In an image from a video provided by the Waller County, Texas, Sheriff’s Department, Sandra Bland stands in front of a desk at the Waller County Jail in Hempstead, Texas. Waller County Sheriff’s Department via AP

In an image from a video provided by the Waller County, Texas, Sheriff’s Department, Sandra Bland stands in front of a desk at the Waller County Jail in Hempstead, Texas. Waller County Sheriff’s Department via AP

Her daughter left her a voicemail on arriving in Texas.

“I still have the message today: ‘Mommy, I am here,’ ” Reed-Veal says. “She wasn’t depressed. She was excited.”

She played the voicemail last month at the unveiling of a sign renaming the stretch of road in Prairie View, Texas, where her daughter was pulled over as Sandra Bland Parkway.

The public scrutiny after Bland’s death was terrible at first for Reed-Veal. Reports surfaced of her daughter’s past run-ins with the law — for DUI and misdemeanor possession of marijuana.

“As we were planning the funeral, I said ‘Lord, I have served you. I am a minister of your word. And you took my baby.’ I was so angry, mad with the world, with God.

“I hadn’t been out of the bed. Every day, I got the blinds shut, the doors shut. Finally, I said ‘OK, Lord. You would not have allowed this kind of pain without a purpose. Show me, Lord.’ Then, he gave me the peace that the Bible talks about, that surpasses all understanding.”

Over the past year, Reed-Veal has traveled across the country, speaking out against police abuses. She’s stood with Blacks Lives Matter activists and other mothers of loved ones who died after encounters with the police. She has spoken to police boards and members of Congress and campaigned with Democratic presidential candidate Hillary Clinton.

Recently, she’s been trying to spread the word about six other women she says she found had died in jails across the nation the same month as her daughter.

“Because Sandy’s story was so international, you didn’t hear about those,” says Reed-Veal, who has T-shirts with the women’s names emblazoned on the front and “Sandra Bland Movement” on the back.

“I have bad days. This morning, I cried on the floor.

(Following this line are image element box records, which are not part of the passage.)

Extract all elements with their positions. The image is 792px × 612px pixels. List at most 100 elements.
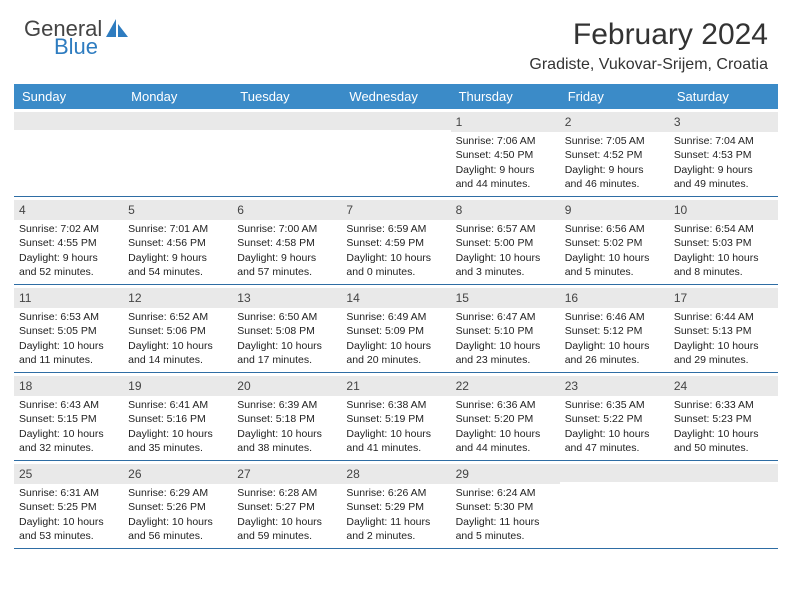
sunrise-text: Sunrise: 7:00 AM [237, 222, 336, 236]
week-row: 25Sunrise: 6:31 AMSunset: 5:25 PMDayligh… [14, 461, 778, 549]
daylight-text-1: Daylight: 10 hours [456, 427, 555, 441]
sunrise-text: Sunrise: 6:29 AM [128, 486, 227, 500]
sunset-text: Sunset: 5:22 PM [565, 412, 664, 426]
day-number: 23 [565, 379, 578, 393]
daylight-text-2: and 5 minutes. [456, 529, 555, 543]
day-cell: 9Sunrise: 6:56 AMSunset: 5:02 PMDaylight… [560, 197, 669, 284]
day-number: 18 [19, 379, 32, 393]
daylight-text-1: Daylight: 10 hours [346, 339, 445, 353]
day-number-band: 4 [14, 200, 123, 220]
day-number: 10 [674, 203, 687, 217]
sunrise-text: Sunrise: 6:47 AM [456, 310, 555, 324]
day-cell: 13Sunrise: 6:50 AMSunset: 5:08 PMDayligh… [232, 285, 341, 372]
daylight-text-1: Daylight: 9 hours [19, 251, 118, 265]
sunrise-text: Sunrise: 6:36 AM [456, 398, 555, 412]
day-number-band: 9 [560, 200, 669, 220]
daylight-text-1: Daylight: 10 hours [456, 339, 555, 353]
sunset-text: Sunset: 5:12 PM [565, 324, 664, 338]
day-number: 19 [128, 379, 141, 393]
day-number: 22 [456, 379, 469, 393]
daylight-text-2: and 0 minutes. [346, 265, 445, 279]
day-number-band [341, 112, 450, 130]
day-number-band [123, 112, 232, 130]
sunset-text: Sunset: 5:10 PM [456, 324, 555, 338]
day-number-band [14, 112, 123, 130]
day-header: Thursday [451, 84, 560, 109]
daylight-text-2: and 20 minutes. [346, 353, 445, 367]
day-number: 27 [237, 467, 250, 481]
daylight-text-2: and 32 minutes. [19, 441, 118, 455]
daylight-text-2: and 47 minutes. [565, 441, 664, 455]
sunset-text: Sunset: 5:27 PM [237, 500, 336, 514]
daylight-text-2: and 17 minutes. [237, 353, 336, 367]
daylight-text-1: Daylight: 9 hours [565, 163, 664, 177]
day-number-band: 18 [14, 376, 123, 396]
day-number: 28 [346, 467, 359, 481]
sunset-text: Sunset: 5:05 PM [19, 324, 118, 338]
day-number: 9 [565, 203, 572, 217]
day-cell: 14Sunrise: 6:49 AMSunset: 5:09 PMDayligh… [341, 285, 450, 372]
day-cell: 7Sunrise: 6:59 AMSunset: 4:59 PMDaylight… [341, 197, 450, 284]
day-number-band: 24 [669, 376, 778, 396]
day-number: 4 [19, 203, 26, 217]
sunrise-text: Sunrise: 6:56 AM [565, 222, 664, 236]
daylight-text-2: and 23 minutes. [456, 353, 555, 367]
day-number-band: 8 [451, 200, 560, 220]
week-row: 11Sunrise: 6:53 AMSunset: 5:05 PMDayligh… [14, 285, 778, 373]
sunrise-text: Sunrise: 6:24 AM [456, 486, 555, 500]
daylight-text-1: Daylight: 9 hours [128, 251, 227, 265]
day-cell: 26Sunrise: 6:29 AMSunset: 5:26 PMDayligh… [123, 461, 232, 548]
sunrise-text: Sunrise: 7:01 AM [128, 222, 227, 236]
day-number-band: 21 [341, 376, 450, 396]
sunset-text: Sunset: 5:23 PM [674, 412, 773, 426]
sunset-text: Sunset: 4:50 PM [456, 148, 555, 162]
day-cell [123, 109, 232, 196]
day-number: 20 [237, 379, 250, 393]
sunset-text: Sunset: 5:06 PM [128, 324, 227, 338]
sunset-text: Sunset: 4:59 PM [346, 236, 445, 250]
sunrise-text: Sunrise: 6:50 AM [237, 310, 336, 324]
sunrise-text: Sunrise: 7:05 AM [565, 134, 664, 148]
day-number: 26 [128, 467, 141, 481]
daylight-text-1: Daylight: 10 hours [346, 251, 445, 265]
daylight-text-2: and 11 minutes. [19, 353, 118, 367]
day-number-band: 15 [451, 288, 560, 308]
daylight-text-1: Daylight: 10 hours [19, 427, 118, 441]
day-number-band: 19 [123, 376, 232, 396]
day-header: Monday [123, 84, 232, 109]
sunrise-text: Sunrise: 6:43 AM [19, 398, 118, 412]
day-number-band: 16 [560, 288, 669, 308]
daylight-text-1: Daylight: 10 hours [674, 339, 773, 353]
day-cell: 29Sunrise: 6:24 AMSunset: 5:30 PMDayligh… [451, 461, 560, 548]
day-header-row: SundayMondayTuesdayWednesdayThursdayFrid… [14, 84, 778, 109]
sunrise-text: Sunrise: 6:41 AM [128, 398, 227, 412]
day-number-band: 13 [232, 288, 341, 308]
daylight-text-2: and 29 minutes. [674, 353, 773, 367]
day-number-band [232, 112, 341, 130]
sunrise-text: Sunrise: 6:33 AM [674, 398, 773, 412]
daylight-text-1: Daylight: 10 hours [346, 427, 445, 441]
day-number-band: 14 [341, 288, 450, 308]
day-number: 17 [674, 291, 687, 305]
day-header: Wednesday [341, 84, 450, 109]
day-cell: 3Sunrise: 7:04 AMSunset: 4:53 PMDaylight… [669, 109, 778, 196]
sunrise-text: Sunrise: 6:35 AM [565, 398, 664, 412]
day-cell: 25Sunrise: 6:31 AMSunset: 5:25 PMDayligh… [14, 461, 123, 548]
month-title: February 2024 [529, 18, 768, 52]
daylight-text-1: Daylight: 10 hours [565, 427, 664, 441]
day-number: 15 [456, 291, 469, 305]
daylight-text-2: and 54 minutes. [128, 265, 227, 279]
daylight-text-1: Daylight: 10 hours [128, 339, 227, 353]
day-number-band [669, 464, 778, 482]
week-row: 4Sunrise: 7:02 AMSunset: 4:55 PMDaylight… [14, 197, 778, 285]
day-number-band: 26 [123, 464, 232, 484]
day-number-band: 23 [560, 376, 669, 396]
daylight-text-2: and 35 minutes. [128, 441, 227, 455]
daylight-text-1: Daylight: 9 hours [456, 163, 555, 177]
day-cell: 5Sunrise: 7:01 AMSunset: 4:56 PMDaylight… [123, 197, 232, 284]
week-row: 1Sunrise: 7:06 AMSunset: 4:50 PMDaylight… [14, 109, 778, 197]
daylight-text-2: and 44 minutes. [456, 177, 555, 191]
daylight-text-2: and 14 minutes. [128, 353, 227, 367]
daylight-text-1: Daylight: 10 hours [237, 339, 336, 353]
sunset-text: Sunset: 5:18 PM [237, 412, 336, 426]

Even though I know I put her in the ground, I can pull out my purse and show you I carry Sandy’s death certificate and look at it every day to remind me it’s real.

“If you suffer a tragedy, there’s a reason in that thing,” she says. “I’m not shutting up. You’re going to still hear about Sandy. She will still speak through her mama. I’m going to keep talking about her. Her physical body is gone, but Sandy’s still speaking. Still.”